At the heart of a publication’s website is a content management system (CMS), which we use to produce and track all the articles, videos, audio segments, still photographs, and other items that constitute the entire site. During that cutover weekend, our group became intimately acquainted with our new CMS, the four of us slotting old articles and blog entries into topical channels and loading visually exciting stories onto the home page. Meanwhile, Franqueli’s fingers danced across the keyboard, fixing bugs on the fly.

When the site launched, we high-fived and hugged each other like we’d just won the World Cup. We took a few moments to appreciate the magnitude of the change. Visually, our site had been instantly transmogrified from a dull blue smudge that you had to squint to read to a (maybe too) vibrant green-and-orange frame for the best tech journalism on the planet. And then we got to work fixing the bugs Franqueli hadn’t gotten to.

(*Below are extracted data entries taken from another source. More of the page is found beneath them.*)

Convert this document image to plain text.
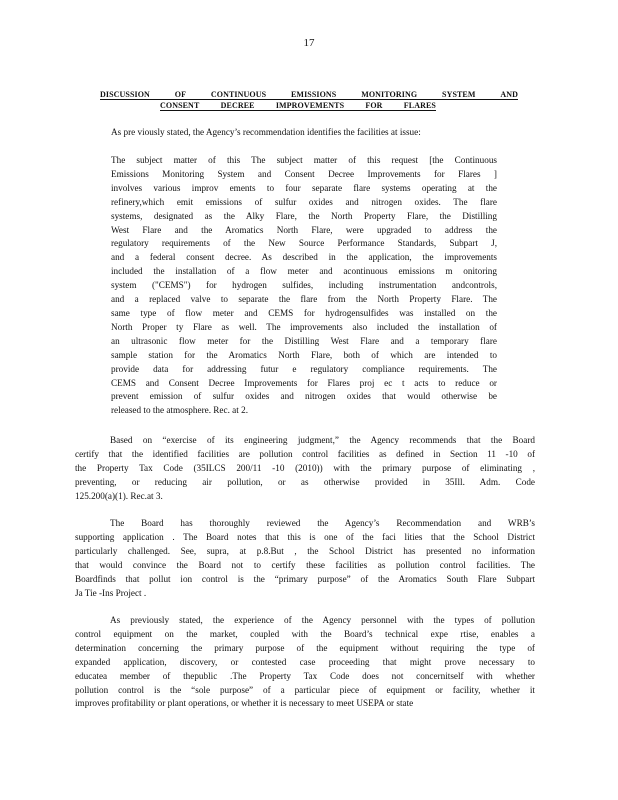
17
DISCUSSION	OF	CONTINUOUS	EMISSIONS	MONITORING	SYSTEM	AND
CONSENT	DECREE	IMPROVEMENTS	FOR	FLARES
As pre viously stated, the Agency’s recommendation identifies the facilities at issue:
The subject matter of this The subject matter of this request [the Continuous
Emissions Monitoring System and Consent Decree Improvements for Flares ]
involves various improv ements to four separate flare systems operating at the
refinery,which emit emissions of sulfur oxides and nitrogen oxides. The flare
systems, designated as the Alky Flare, the North Property Flare, the Distilling
West Flare and the Aromatics North Flare, were upgraded to address the
regulatory requirements of the New Source Performance Standards, Subpart J,
and a federal consent decree. As described in the application, the improvements
included the installation of a flow meter and acontinuous emissions m onitoring
system ("CEMS") for hydrogen sulfides, including instrumentation andcontrols,
and a replaced valve to separate the flare from the North Property Flare. The
same type of flow meter and CEMS for hydrogensulfides was installed on the
North Proper ty Flare as well. The improvements also included the installation of
an ultrasonic flow meter for the Distilling West Flare and a temporary flare
sample station for the Aromatics North Flare, both of which are intended to
provide data for addressing futur e regulatory compliance requirements. The
CEMS and Consent Decree Improvements for Flares proj ec t acts to reduce or
prevent emission of sulfur oxides and nitrogen oxides that would otherwise be
released to the atmosphere. Rec. at 2.
Based on “exercise of its engineering judgment,” the Agency recommends that the Board
certify that the identified facilities are pollution control facilities as defined in Section 11 -10 of
the Property Tax Code (35ILCS 200/11 -10 (2010)) with the primary purpose of eliminating ,
preventing, or reducing air pollution, or as otherwise provided in 35Ill. Adm. Code
125.200(a)(1). Rec.at 3.
The Board has thoroughly reviewed the Agency’s Recommendation and WRB’s
supporting application . The Board notes that this is one of the faci lities that the School District
particularly challenged. See, supra, at p.8.But , the School District has presented no information
that would convince the Board not to certify these facilities as pollution control facilities. The
Boardfinds that pollut ion control is the “primary purpose” of the Aromatics South Flare Subpart
Ja Tie -Ins Project .
As previously stated, the experience of the Agency personnel with the types of pollution
control equipment on the market, coupled with the Board’s technical expe rtise, enables a
determination concerning the primary purpose of the equipment without requiring the type of
expanded application, discovery, or contested case proceeding that might prove necessary to
educatea member of thepublic .The Property Tax Code does not concernitself with whether
pollution control is the “sole purpose” of a particular piece of equipment or facility, whether it
improves profitability or plant operations, or whether it is necessary to meet USEPA or state
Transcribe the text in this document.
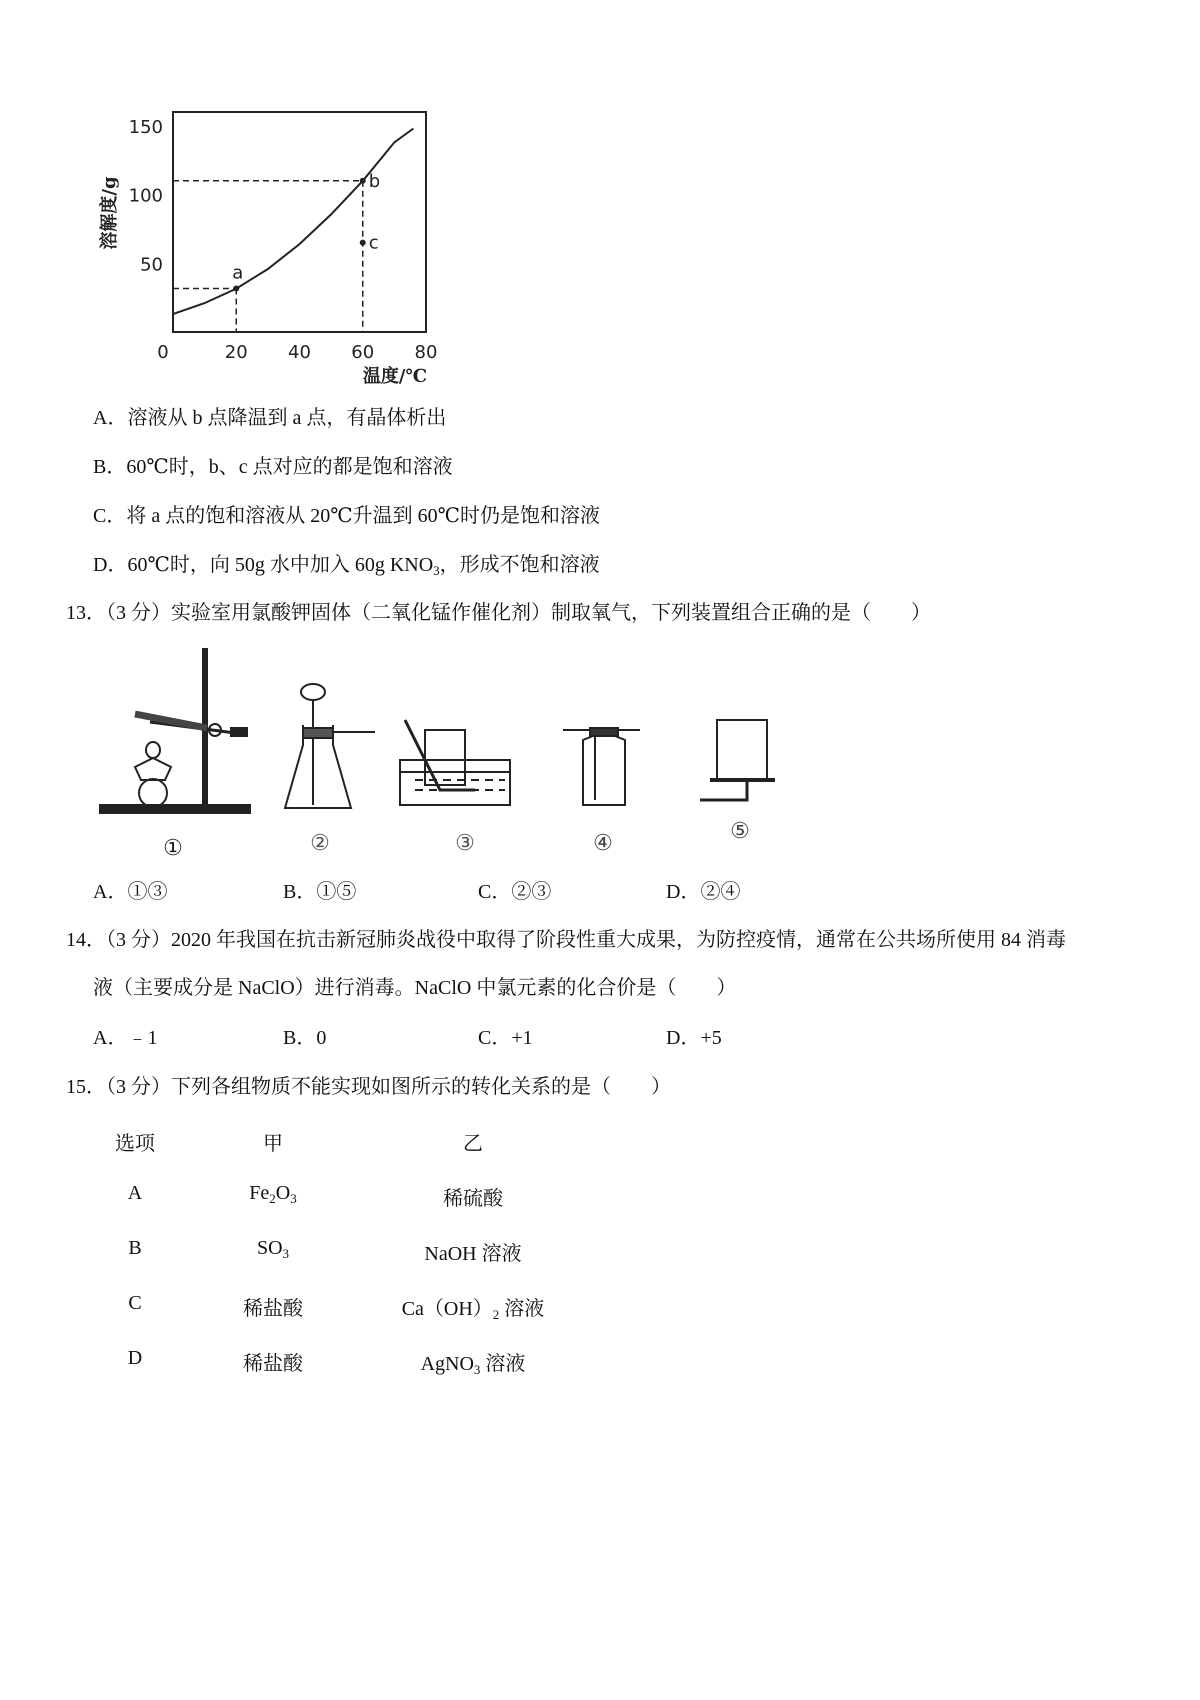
150
100
50
0	20 40 60 80
a
b
c
溶解度/g
温度/℃
A．溶液从 b 点降温到 a 点，有晶体析出
B．60℃时，b、c 点对应的都是饱和溶液
C．将 a 点的饱和溶液从 20℃升温到 60℃时仍是饱和溶液
D．60℃时，向 50g 水中加入 60g $KNO_3$，形成不饱和溶液
13．（3 分）实验室用氯酸钾固体（二氧化锰作催化剂）制取氧气，下列装置组合正确的是（　　）
①	②	③	④	⑤
A．①③	B．①⑤	C．②③	D．②④
14．（3 分）2020 年我国在抗击新冠肺炎战役中取得了阶段性重大成果，为防控疫情，通常在公共场所使用 84 消毒
液（主要成分是 NaClO）进行消毒。NaClO 中氯元素的化合价是（　　）
A．﹣1	B．0	C．+1	D．+5
15．（3 分）下列各组物质不能实现如图所示的转化关系的是（　　）
选项	甲	乙
A	$Fe_2O_3$	稀硫酸
B	$SO_3$	NaOH 溶液
C	稀盐酸	$Ca(OH)_2$ 溶液
D	稀盐酸	AgNO$_3$ 溶液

In comparison with the rough-and-tumble of that fifth-generation launch, the design and implementation last year of our sixth-gen site, the one you are probably viewing right now, was downright dull. Josh, Kenneth Liu (our lead developer), and I had learned much in the intervening four years. The site redesign had a clear goal: to provide a great experience for people viewing it on anything from a smartphone to an HDTV screen. Our scrum planning meetings were tightly structured, our requirements very clearly defined, our sprints more efficient. Testing happened in concert with development. Our design partners at Method delivered detailed, documented specs and front-end code. A five-month-long beta period gave us time to migrate all our existing content to the new formats and also to elicit user feedback that we incorporated before launch. When the site went live in May 2013, it did so with little fuss and no glitches.

Our site now has the flexibility to feature new kinds of content, such as the interactive Top Programming Languages app, and new blogs, such as Cars That Think and View From the Valley, which both debuted in May. And we’re not done. Like organisms, the only websites that don’t change are the dead ones. The Wayback Machine is littered with them.